Friday. It is my birthday so I take the day off. I wake up, make some scrambled eggs and bacon and watch Clash of the Titans on the digital cable. My sort of lady and I play nine holes of golf. My sort of lady gives me clothes and candles that smell like pumpkin musk. We crack a Michelob Ultra and toast to my 28th year. After killing three Michelob Ultras each, My sort of lady and I realize that Michelob Ultras go down very smooth. My sort of lady departs to get ready for birthday festivities at Old Chicago. Kaye, Aaron and Johnny Ballgame stop by to check out the town home improvements. We leave for the pub where I drink the night away with family and friends, consuming only two shots (thanks to Monica and an old high school friend Rachel). For the first time in three years of birthday celebrations, I do not wind up face down in some skeezy parking lot in downtown Denver dry heaving on a tree.
Saturday. My sort of lady and I drive to Redstone (20 miles outside of Glenwood Springs) to attend the wedding of a childhood friend she has not talked to in six months. I soon find out why my sort of lady does not talk to aforementioned friend (the term bourgeois princess comes to mind.) Together, we know a total of three people at the wedding. We sit at our table and drink ourselves half blind. I begin to spin yarns to the gullible and uppity wedding guests. My best story begins when someone at the table asks me, “How long have you and your wife been together?” I reply “Six long years,” and then proceed to tell them how we met on the frozen sea ice of Antarctica where we were both studying botany and the psychoactive effects of blue-green algae on the human brain. I am sure to include my harrowing smack addiction and how my wife supported me through the dark times when I brought home filthy drug addicts to fuck and spike the vein with in our basement. I conclude the story with, “I am going to get a drink, anybody want one?” (I told you I am good at weddings.) My sort of lady and I dance. On the drive back to Denver, my sort of lady falls asleep somewhere near Glenwood Springs. She wakes up when I nudge her pulling into our town home complex. She stretches and proclaims, “That drive was so short.” I drove three hours in solitude.
Sunday.
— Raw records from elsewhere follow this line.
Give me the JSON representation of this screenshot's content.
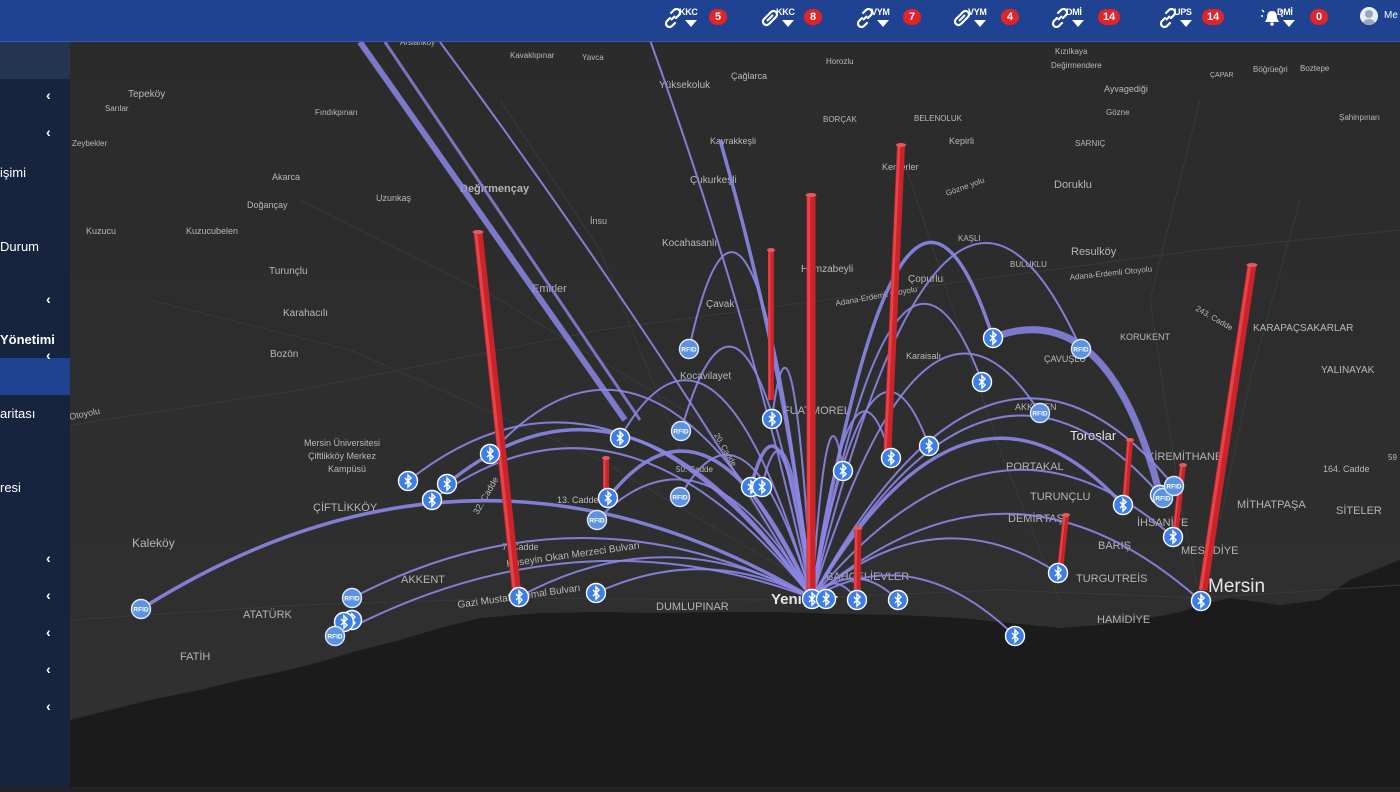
{
  "header": {
    "groups": [
      {
        "label": "KKC",
        "count": "5",
        "icon": "broken-link-icon"
      },
      {
        "label": "KKC",
        "count": "8",
        "icon": "link-icon"
      },
      {
        "label": "VYM",
        "count": "7",
        "icon": "broken-link-icon"
      },
      {
        "label": "VYM",
        "count": "4",
        "icon": "link-icon"
      },
      {
        "label": "DMİ",
        "count": "14",
        "icon": "broken-link-icon"
      },
      {
        "label": "UPS",
        "count": "14",
        "icon": "broken-link-icon"
      },
      {
        "label": "DMİ",
        "count": "0",
        "icon": "alarm-bell-icon"
      }
    ],
    "user_name": "Me"
  },
  "sidebar": {
    "labels": [
      "işimi",
      "Durum",
      "Yönetimi",
      "aritası",
      "resi"
    ]
  },
  "map": {
    "places": {
      "tepekoy": "Tepeköy",
      "sarilar": "Sarılar",
      "zeybekler": "Zeybekler",
      "findikpinari": "Fındıkpınarı",
      "kuzucu": "Kuzucu",
      "kuzucubelen": "Kuzucubelen",
      "akarca": "Akarca",
      "doganca": "Doğançay",
      "uzunkas": "Uzunkaş",
      "degirmencay": "Değirmençay",
      "insu": "İnsu",
      "turunclu": "Turunçlu",
      "karahacili": "Karahacılı",
      "bozon": "Bozön",
      "emirler": "Emirler",
      "kaleoy": "Kaleköy",
      "mersin_univ_1": "Mersin Üniversitesi",
      "mersin_univ_2": "Çiftlikköy Merkez",
      "mersin_univ_3": "Kampüsü",
      "ciftlikkoy": "ÇİFTLİKKÖY",
      "akkent": "AKKENT",
      "ataturk": "ATATÜRK",
      "fatih": "FATİH",
      "otoyolu_w": "Otoyolu",
      "gazi_mustafa": "Gazi Mustafa Kemal Bulvarı",
      "okan_merzeci": "Hüseyin Okan Merzeci Bulvarı",
      "cadde_7": "7. Cadde",
      "cadde_13": "13. Cadde",
      "cadde_32": "32. Cadde",
      "cadde_50": "50. Cadde",
      "kavaklipinar": "Kavaklıpınar",
      "yavca": "Yavca",
      "arslankoy": "Arslanköy",
      "yuksekoluk": "Yüksekoluk",
      "caglarca": "Çağlarca",
      "kayrakkesli": "Kayrakkeşli",
      "cukurkesli": "Çukurkeşli",
      "kocahasanli": "Kocahasanlı",
      "hamzabeyli": "Hamzabeyli",
      "cavak": "Çavak",
      "kocavilayet": "Kocavilayet",
      "fuatmorel": "FUATMOREL",
      "yenisehir": "Yenişehir",
      "ahevler": "BAHÇELİEVLER",
      "dumlupinar": "DUMLUPINAR",
      "kemerler": "Kemerler",
      "horozlu": "Horozlu",
      "borcak": "BORÇAK",
      "belenoluk": "BELENOLUK",
      "kepirli": "Kepirli",
      "gozne_yolu": "Gözne yolu",
      "doruklu": "Doruklu",
      "kasli": "KAŞLI",
      "copurlu": "Çopurlu",
      "adana_erdemli_1": "Adana-Erdemli Otoyolu",
      "adana_erdemli_2": "Adana-Erdemli Otoyolu",
      "resulkoy": "Resulköy",
      "buluklu": "BULUKLU",
      "karaisali": "Karaisalı",
      "cavuslu": "ÇAVUŞLU",
      "akkelen": "AKKELEN",
      "portakal": "PORTAKAL",
      "turunclu2": "TURUNÇLU",
      "demirtas": "DEMİRTAŞ",
      "toroslar": "Toroslar",
      "baris": "BARIŞ",
      "tugrutreis": "TURGUTREİS",
      "hamidiye": "HAMİDİYE",
      "ihsaniye": "İHSANİYE",
      "mesudiye": "MESUDİYE",
      "kiremithane": "KİREMİTHANE",
      "mithatpasa": "MİTHATPAŞA",
      "siteler": "SİTELER",
      "mersin": "Mersin",
      "kizilkaya": "Kızılkaya",
      "degirmendere": "Değirmendere",
      "ayvagedigi": "Ayvagediği",
      "gozne": "Gözne",
      "sarnic": "SARNIÇ",
      "capar": "ÇAPAR",
      "bogrugeri": "Böğrüeğri",
      "boztepe": "Boztepe",
      "sahinpinari": "Şahinpınarı",
      "korukent": "KORUKENT",
      "karapacsakarlar": "KARAPAÇSAKARLAR",
      "yalinayak": "YALINAYAK",
      "cadde_243": "243. Cadde",
      "cadde_164": "164. Cadde",
      "cadde_20": "20. Cadde",
      "cadde_59": "59"
    },
    "hub_name": "Yenişehir",
    "markers": {
      "bluetooth_icon": "bluetooth-icon",
      "rfid_icon": "rfid-icon",
      "rfid_text": "RFID"
    },
    "colors": {
      "arc": "#8c87e6",
      "pillar": "#c9242a",
      "bluetooth": "#3d7fe8",
      "rfid": "#5b93e0",
      "land": "#2e2e2e",
      "sea": "#1b1b1b"
    }
  }
}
My sort of lady and I go for an early morning run as a pre-emptive strike against the assault our digestive tracts will face during the birthday celebration at my parents house. We arrive at my folks shortly after one in the afternoon and are presented with heaping plates of food. On the menu is stuffed shells (shell pasta filled with ricotta cheese and covered in homemade spaghetti sauce) and peach pie. My sisters get me candles that smell like vanilla musk, a candle holder (I begin to think the women in my life called forth a candle conspiracy for my 28th year) and a gift certificate to Old Navy. My parents float me duckets and two books: Ortho’s Home Improvement Encyclopedia and Techniques of the Great Masters of Art. We then head back to my sort of lady’s house and I fix her screen door and hang some mirrors on her walls. I play in a late hockey game and receive my first ever game misconduct penalty. Much like Claude Lemieux after boarding Kris Draper in 1996 and destroying his face, I stand by the hit.